"Well, the fact is," said my uncle, "Caroline is a splendid nurse; she has great physical strength and endurance, great courage and presence of mind, and a wonderful power of consoling and comforting sick people. She has borrowed some of my books, and seemed to show a considerable acuteness in her remarks on them. But somehow the idea that a lovely young woman should devote herself to medicine, has seemed to me a great waste, and I never seriously encouraged it."

"Depend upon it," said I, "Caroline is a woman who will become more charming in proportion as she moves more thoroughly and perfectly in the sphere for which nature has adapted her. Keep a great, stately, white swan shut up in a barn-yard and she has an ungainly gait, becomes morose, and loses her beautiful feathers; but set her free to glide off into her native element and all is harmonious and beautiful. A superior woman, gifted with personal attractions, who is forgetting herself in the enthusiasm of some high calling or profession, never becomes an old maid; she does not wither; she advances as life goes on, and often keeps her charms longer than the matron exhausted by family cares and motherhood. A charming woman, fully and happily settled and employed in a life-work which is all in all to her, is far more likely to be attractive and to be sought than one who enters the ranks of the fashionable waiters on Providence."

"Well, well," said my uncle, "I'll think of it. The fact is, we fellows of three-score ought to be knocked on the head peaceably. We have the bother of being progressive all through our youth, and by the time we get something settled, up comes your next generation and begins kicking it all over. It's too bad to demolish the house we spend our youth in building just when we want rest, and don't want the fatigue of building over."

"For that matter," said I, "the modern ideas of woman's sphere were all thought out and expressed in the Greek mythology ages and ages ago. The Greeks didn't fit every woman to one type. There was their pretty, plump little Aphrodite, and their godlike Venus de Milo; there was Diana—the woman of cold, bright, pure physical organization,—independent, free, vigorous. There was Minerva, the impersonation of the purely intellectual woman, who neither wished nor sought marriage. There was Juno, the house-keeper and domestic queen, and Ceres, the bread-giver and provider. In short, the Greeks conceived a variety of spheres of womanhood; but we, in modern times, have reduced all to one—the vine that twines, and the violet hid in the leaves; as if the Victoria Regia hadn't as good a right to grow as the daisy, and as if there were not female oaks and pines as well as male!"
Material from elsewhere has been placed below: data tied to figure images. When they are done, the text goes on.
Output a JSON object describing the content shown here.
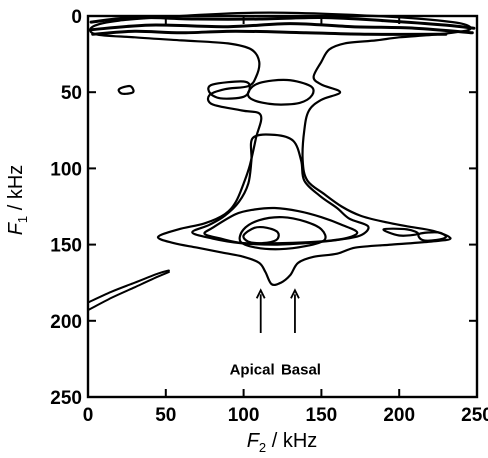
{
  "chart_data": {
    "type": "contour",
    "title": "",
    "xlabel": "F2 / kHz",
    "xlabel_parts": {
      "var": "F",
      "sub": "2",
      "unit": " / kHz"
    },
    "ylabel": "F1 / kHz",
    "ylabel_parts": {
      "var": "F",
      "sub": "1",
      "unit": " / kHz"
    },
    "xlim": [
      0,
      250
    ],
    "ylim": [
      250,
      0
    ],
    "y_inverted": true,
    "x_ticks": [
      0,
      50,
      100,
      150,
      200,
      250
    ],
    "y_ticks": [
      0,
      50,
      100,
      150,
      200,
      250
    ],
    "x_tick_labels": [
      "0",
      "50",
      "100",
      "150",
      "200",
      "250"
    ],
    "y_tick_labels": [
      "0",
      "50",
      "100",
      "150",
      "200",
      "250"
    ],
    "grid": false,
    "legend": null,
    "contours": [
      {
        "level": 1,
        "points": [
          [
            100,
            -2
          ],
          [
            135,
            -2
          ],
          [
            185,
            0
          ],
          [
            215,
            2
          ],
          [
            240,
            5
          ],
          [
            245,
            9
          ],
          [
            225,
            12
          ],
          [
            200,
            14
          ],
          [
            185,
            16
          ],
          [
            165,
            18
          ],
          [
            155,
            22
          ],
          [
            150,
            30
          ],
          [
            145,
            40
          ],
          [
            150,
            45
          ],
          [
            162,
            50
          ],
          [
            150,
            55
          ],
          [
            142,
            62
          ],
          [
            139,
            75
          ],
          [
            138,
            95
          ],
          [
            141,
            108
          ],
          [
            152,
            117
          ],
          [
            163,
            125
          ],
          [
            175,
            131
          ],
          [
            190,
            135
          ],
          [
            205,
            138
          ],
          [
            222,
            141
          ],
          [
            233,
            146
          ],
          [
            220,
            148
          ],
          [
            195,
            150
          ],
          [
            172,
            152
          ],
          [
            160,
            156
          ],
          [
            145,
            158
          ],
          [
            135,
            162
          ],
          [
            130,
            170
          ],
          [
            124,
            175
          ],
          [
            118,
            176
          ],
          [
            114,
            168
          ],
          [
            110,
            162
          ],
          [
            100,
            158
          ],
          [
            85,
            155
          ],
          [
            70,
            152
          ],
          [
            55,
            149
          ],
          [
            45,
            145
          ],
          [
            58,
            140
          ],
          [
            75,
            136
          ],
          [
            88,
            130
          ],
          [
            95,
            122
          ],
          [
            100,
            110
          ],
          [
            104,
            98
          ],
          [
            108,
            80
          ],
          [
            111,
            65
          ],
          [
            99,
            62
          ],
          [
            80,
            58
          ],
          [
            78,
            52
          ],
          [
            88,
            48
          ],
          [
            103,
            46
          ],
          [
            108,
            40
          ],
          [
            110,
            30
          ],
          [
            105,
            22
          ],
          [
            90,
            18
          ],
          [
            60,
            16
          ],
          [
            30,
            14
          ],
          [
            5,
            12
          ],
          [
            3,
            7
          ],
          [
            20,
            3
          ],
          [
            60,
            0
          ]
        ]
      },
      {
        "level": 2,
        "points": [
          [
            110,
            44
          ],
          [
            128,
            42
          ],
          [
            143,
            46
          ],
          [
            144,
            52
          ],
          [
            136,
            57
          ],
          [
            120,
            58
          ],
          [
            106,
            55
          ],
          [
            103,
            50
          ]
        ]
      },
      {
        "level": 3,
        "points": [
          [
            80,
            45
          ],
          [
            100,
            43
          ],
          [
            104,
            47
          ],
          [
            100,
            53
          ],
          [
            85,
            54
          ],
          [
            78,
            50
          ]
        ]
      },
      {
        "level": 4,
        "points": [
          [
            106,
            80
          ],
          [
            120,
            78
          ],
          [
            132,
            82
          ],
          [
            137,
            95
          ],
          [
            139,
            108
          ],
          [
            149,
            118
          ],
          [
            160,
            126
          ],
          [
            168,
            133
          ],
          [
            180,
            138
          ],
          [
            175,
            144
          ],
          [
            160,
            147
          ],
          [
            140,
            149
          ],
          [
            120,
            150
          ],
          [
            98,
            149
          ],
          [
            80,
            146
          ],
          [
            67,
            142
          ],
          [
            78,
            137
          ],
          [
            88,
            131
          ],
          [
            97,
            122
          ],
          [
            103,
            110
          ],
          [
            105,
            95
          ]
        ]
      },
      {
        "level": 5,
        "points": [
          [
            80,
            139
          ],
          [
            95,
            130
          ],
          [
            107,
            127
          ],
          [
            120,
            126
          ],
          [
            135,
            128
          ],
          [
            150,
            132
          ],
          [
            163,
            137
          ],
          [
            173,
            142
          ],
          [
            165,
            146
          ],
          [
            148,
            148
          ],
          [
            125,
            149
          ],
          [
            100,
            149
          ],
          [
            85,
            146
          ],
          [
            75,
            143
          ]
        ]
      },
      {
        "level": 6,
        "points": [
          [
            100,
            140
          ],
          [
            110,
            134
          ],
          [
            125,
            132
          ],
          [
            140,
            135
          ],
          [
            150,
            140
          ],
          [
            152,
            147
          ],
          [
            140,
            151
          ],
          [
            123,
            153
          ],
          [
            108,
            152
          ],
          [
            98,
            148
          ]
        ]
      },
      {
        "level": 7,
        "points": [
          [
            100,
            144
          ],
          [
            107,
            139
          ],
          [
            115,
            139
          ],
          [
            122,
            142
          ],
          [
            121,
            147
          ],
          [
            112,
            149
          ],
          [
            103,
            148
          ]
        ]
      },
      {
        "level": 8,
        "points": [
          [
            190,
            140
          ],
          [
            205,
            140
          ],
          [
            212,
            143
          ],
          [
            200,
            144
          ]
        ]
      },
      {
        "level": 9,
        "points": [
          [
            20,
            48
          ],
          [
            27,
            46
          ],
          [
            29,
            50
          ],
          [
            22,
            51
          ]
        ]
      },
      {
        "level": 10,
        "points": [
          [
            213,
            143
          ],
          [
            225,
            142
          ],
          [
            230,
            145
          ],
          [
            224,
            147
          ],
          [
            215,
            147
          ]
        ]
      }
    ],
    "artifact_lines": [
      [
        [
          0,
          193
        ],
        [
          15,
          185
        ],
        [
          30,
          178
        ],
        [
          45,
          171
        ],
        [
          52,
          168
        ]
      ],
      [
        [
          0,
          188
        ],
        [
          15,
          181
        ],
        [
          30,
          175
        ],
        [
          45,
          169
        ],
        [
          52,
          167
        ]
      ]
    ],
    "top_band": [
      [
        [
          2,
          4
        ],
        [
          30,
          1
        ],
        [
          70,
          2
        ],
        [
          110,
          2
        ],
        [
          150,
          1
        ],
        [
          190,
          3
        ],
        [
          230,
          6
        ],
        [
          248,
          8
        ]
      ],
      [
        [
          2,
          9
        ],
        [
          40,
          6
        ],
        [
          90,
          7
        ],
        [
          130,
          5
        ],
        [
          170,
          7
        ],
        [
          210,
          8
        ],
        [
          247,
          11
        ]
      ],
      [
        [
          3,
          12
        ],
        [
          30,
          10
        ],
        [
          60,
          11
        ],
        [
          95,
          10
        ],
        [
          140,
          11
        ],
        [
          180,
          12
        ],
        [
          230,
          12
        ]
      ]
    ],
    "annotations": [
      {
        "text": "Apical",
        "arrow_x": 111,
        "arrow_from_y": 208,
        "arrow_to_y": 180,
        "label_x": 91,
        "label_y": 232
      },
      {
        "text": "Basal",
        "arrow_x": 133,
        "arrow_from_y": 208,
        "arrow_to_y": 180,
        "label_x": 124,
        "label_y": 232
      }
    ]
  }
}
"Well, after all," he said, "the prevalent type of sex through nature, is that of strength for man and dependence for woman."

"Nay," said I; "if you appeal to nature in this matter of sex, there is the female element in grand and powerful forms, as well as in gentle and dependent ones. The she-lion and tiger are more terrible and untamable than the male. The Greek mythology was a perfect reflection of nature, and clothed woman with majesty and power as well as with grace; how splendid those descriptions of Homer are, where Minerva, clad in celestial armor, leads the forces of the Greeks to battle! What vigor there is in their impersonation of the Diana; the woman strong in herself, scorning physical passion, and terrible to approach in the radiant majesty of her beauty, striking with death the vulgar curiosity that dared to profane her sanctuary! That was the ideal of a woman, self-sufficient, victorious, and capable of a grand, free, proud life of her own, not needing to depend upon man. The Greeks never would have imagined such goddesses if they had not seen such women, and our modern civilization is imperfect if it does not provide a place and sphere for such types of womanhood. It takes all sorts of people to make up a world, and there ought to be provision, toleration, and free course for all sorts."

"Well, youngster," said my uncle, "I think you'll write tolerable leaders for some radical paper, one of these days, but you fellows that want to get into the chariot of the sun and drive it, had better think a little before you set the world on fire. As for your Diana, I thank Heaven she isn't my wife, and I think it would be pretty cold picking with your Minerva."

"Permit me to say, uncle, that in this 'latter day glory' that is coming, men have got to learn to judge women by some other standard than what would make good wives for them, and acknowledge sometimes a femininity existing in and for itself. As there is a possible manhood complete without woman, so there is a possible womanhood complete without man."

"That's not the Christian idea," said my uncle.

"Pardon me," I replied, "but I believe it is exactly what St. Paul meant when he spoke of the state of celibacy, in devotion to the higher spiritual life, as being a higher state for some men and women than marriage."